HD olha curioso o prato de Darío – que se desviara da moça a servir as carnes.

- Continua herbívoro, percebo.

- Então, Hector, o que andou fazendo lá nos subúrbios?

- Um pouco de tudo: anotando pensamentos (igual Pascal), andando pela zona rural, seguindo os dormentes da ferrovia, vivendo on the road, dormindo nos bancos de praça, sei lá. Tentei ser vendedor – e não vendi nem pro café. O Camargos – você se lembra dele? – arrumou ( gente fina,ele) uma vaga de balconista. Loja de peças. Varrendo a loja, uma bela manhã, fui possuído pela idéia : o jeito era estudar mesmo. Abria apostilas, atendia, uma equação, bom dia, uma engrenagem. Li o Machado, com seu louco Quincas, o Pompéia, interno do Ateneu, Lima Barreto com seu Quaresma, também o Bandeira, indo pra Pasárgada, e o Sabino com seu mentecapto Viramundo. Descobri um Eça mais interessante - a relíquia trazida da Terra Santa, as inovações de Paris e a placidez dos campos. Li uns franceses. Flaubert, e a sonhadora, enfim frustrada, Madame Bovary. Stendhal, com o audacioso Julien Sorel – que calhamaço! – ainda nem terminei. Rimbaud, que não era sério aos dezessete... Ah, e li os primeiros passos da via crucis do Senhor Bloom...

- Joyce. Hum. Proust? Não? Necessário. – Darío mastigava.

E HD notou que já falara demais ao perceber que a comida desaparecia no bandejão do outro. – Quase vou esquecendo de comer...



No corredor, ao voltarem, receberam o sorriso de uma colega.

- É amiga do chileno? – HD pergunta, ao notar traços estrangeiros.

- De certa forma. Mas esta Dulcinéia aí é peruana. Digo: Alicia se chama esta doce incaica. Notou os traços indígenas, não? Mas também uma certa languidez hispânica ? Os mistérios do conquistado e o arrojo do conquistador ? – Darío sem qualquer exaltação, enquanto recolhia umas revistas e voltava para o corredor – Das Alturas de Machu Pichu!

Esmurra uma porta no corredor principal. – Tenho que devolver estas revistas para este crápula!

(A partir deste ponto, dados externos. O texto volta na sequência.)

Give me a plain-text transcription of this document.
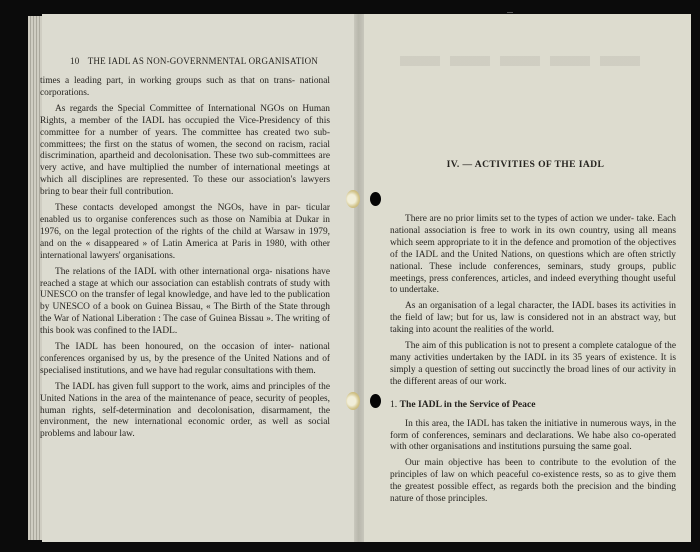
10 THE IADL AS NON-GOVERNMENTAL ORGANISATION
IV. — ACTIVITIES OF THE IADL

times a leading part, in working groups such as that on trans- national corporations.

As regards the Special Committee of International NGOs on Human Rights, a member of the IADL has occupied the Vice-Presidency of this committee for a number of years. The committee has created two sub-committees; the first on the status of women, the second on racism, racial discrimination, apartheid and decolonisation. These two sub-committees are very active, and have multiplied the number of international meetings at which all disciplines are represented. To these our association's lawyers bring to bear their full contribution.

These contacts developed amongst the NGOs, have in par- ticular enabled us to organise conferences such as those on Namibia at Dukar in 1976, on the legal protection of the rights of the child at Warsaw in 1979, and on the « disappeared » of Latin America at Paris in 1980, with other international lawyers' organisations.

The relations of the IADL with other international orga- nisations have reached a stage at which our association can establish contrats of study with UNESCO on the transfer of legal knowledge, and have led to the publication by UNESCO of a book on Guinea Bissau, « The Birth of the State through the War of National Liberation : The case of Guinea Bissau ». The writing of this book was confined to the IADL.

The IADL has been honoured, on the occasion of inter- national conferences organised by us, by the presence of the United Nations and of specialised institutions, and we have had regular consultations with them.

The IADL has given full support to the work, aims and principles of the United Nations in the area of the maintenance of peace, security of peoples, human rights, self-determination and decolonisation, disarmament, the environment, the new international economic order, as well as social problems and labour law.

There are no prior limits set to the types of action we under- take. Each national association is free to work in its own country, using all means which seem appropriate to it in the defence and promotion of the objectives of the IADL and the United Nations, on questions which are often strictly national. These include conferences, seminars, study groups, public meetings, press conferences, articles, and indeed everything thought useful to undertake.

As an organisation of a legal character, the IADL bases its activities in the field of law; but for us, law is considered not in an abstract way, but taking into acount the realities of the world.

The aim of this publication is not to present a complete catalogue of the many activities undertaken by the IADL in its 35 years of existence. It is simply a question of setting out succinctly the broad lines of our activity in the different areas of our work.

1. The IADL in the Service of Peace

In this area, the IADL has taken the initiative in numerous ways, in the form of conferences, seminars and declarations. We habe also co-operated with other organisations and institutions pursuing the same goal.

Our main objective has been to contribute to the evolution of the principles of law on which peaceful co-existence rests, so as to give them the greatest possible effect, as regards both the precision and the binding nature of those principles.
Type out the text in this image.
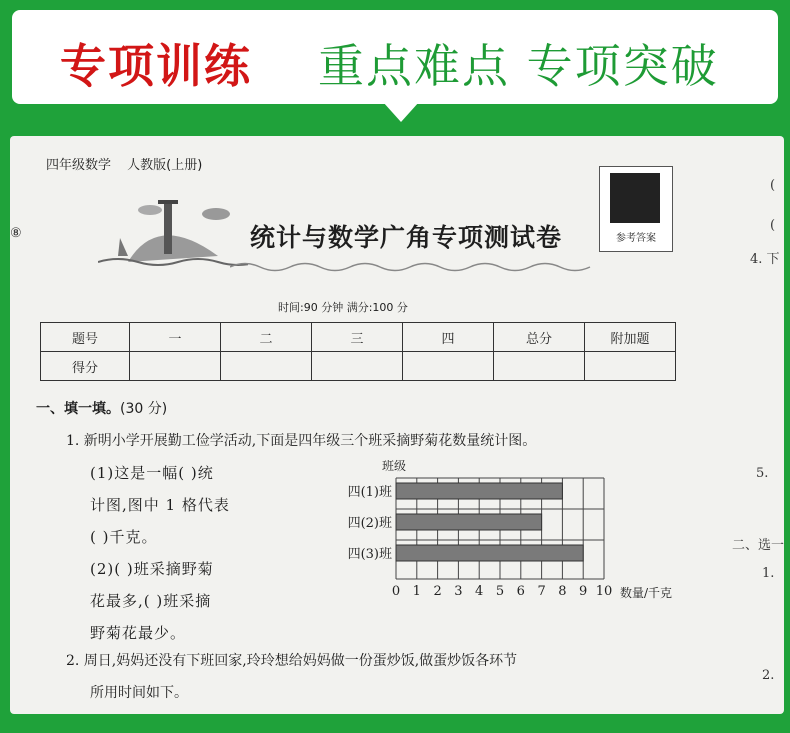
专项训练 重点难点 专项突破
四年级数学 人教版(上册)
统计与数学广角专项测试卷	参考答案
时间:90 分钟 满分:100 分
题号	一	二	三	四	总分	附加题
得分						
一、填一填。(30 分)
1. 新明小学开展勤工俭学活动,下面是四年级三个班采摘野菊花数量统计图。
(1)这是一幅( )统
计图,图中 1 格代表
( )千克。
(2)( )班采摘野菊
花最多,( )班采摘
野菊花最少。
班级
四(1)班
四(2)班
四(3)班
0 1 2 3 4 5 6 7 8 9 10 数量/千克
2. 周日,妈妈还没有下班回家,玲玲想给妈妈做一份蛋炒饭,做蛋炒饭各环节
所用时间如下。
(
(
4. 下
5.
二、选一
1.
2.
⑧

Mas ninguém atendeu, crápula algum apareceu. – Deve estar é trepado no pombal. – Darío golpeia a própria testa – Vamos pro jardim. Vão encher a piscina hoje. O Bordô ta lá!



Não estava. E o que Darío classificara de ‘piscina’ não passava de um tanque simples onde a água – onde as folhas secas boiavam – não passava do joelho. Divertiam-se molhando um ao outro. Por pouco não molham Darío e as revistas. As tais foram parar nas mãos de HD, quando Darío se perdia no fragor da batalha de jatos d’água.

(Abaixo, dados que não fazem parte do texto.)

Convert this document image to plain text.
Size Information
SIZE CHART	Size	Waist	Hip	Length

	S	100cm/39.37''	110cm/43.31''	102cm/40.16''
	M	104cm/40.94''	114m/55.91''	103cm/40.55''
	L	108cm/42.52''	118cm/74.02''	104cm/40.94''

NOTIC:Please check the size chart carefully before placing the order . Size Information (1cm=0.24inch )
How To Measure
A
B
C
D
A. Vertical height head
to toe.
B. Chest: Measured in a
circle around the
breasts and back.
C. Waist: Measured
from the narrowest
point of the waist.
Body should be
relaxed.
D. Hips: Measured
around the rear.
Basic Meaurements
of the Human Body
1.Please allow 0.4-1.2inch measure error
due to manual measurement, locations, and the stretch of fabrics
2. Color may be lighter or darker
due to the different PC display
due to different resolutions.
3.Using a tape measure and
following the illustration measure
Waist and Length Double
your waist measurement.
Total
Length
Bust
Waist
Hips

Debaixo de uma daquelas mangueiras, HD encontrou um tronco abatido, agora já manchado por cicatrizes esverdeadas. Sentado á sombra, alheio, folheava sem pressa. Diálogos em francês entre velhos gauleses. Asterix salva Obelix dos loucos romanos. Ou uma heroína de curvas sensuais. Ou uma gangue de mafiosos abandonando um infeliz a assar a moleira ao sol tórrido. Viajava pela Gália, quando Darío reapareceu. – Esse Bordô é algum colecionador? Exemplares em francês...

Sentia-se um guri lendo gibis – folheando – seduzido por cores, traços febris. A vibração dos gestos. – “ne a guère” é “nenhuma guerra” ?

Mas acontece que algum colega veio arrastar o pobre Darío.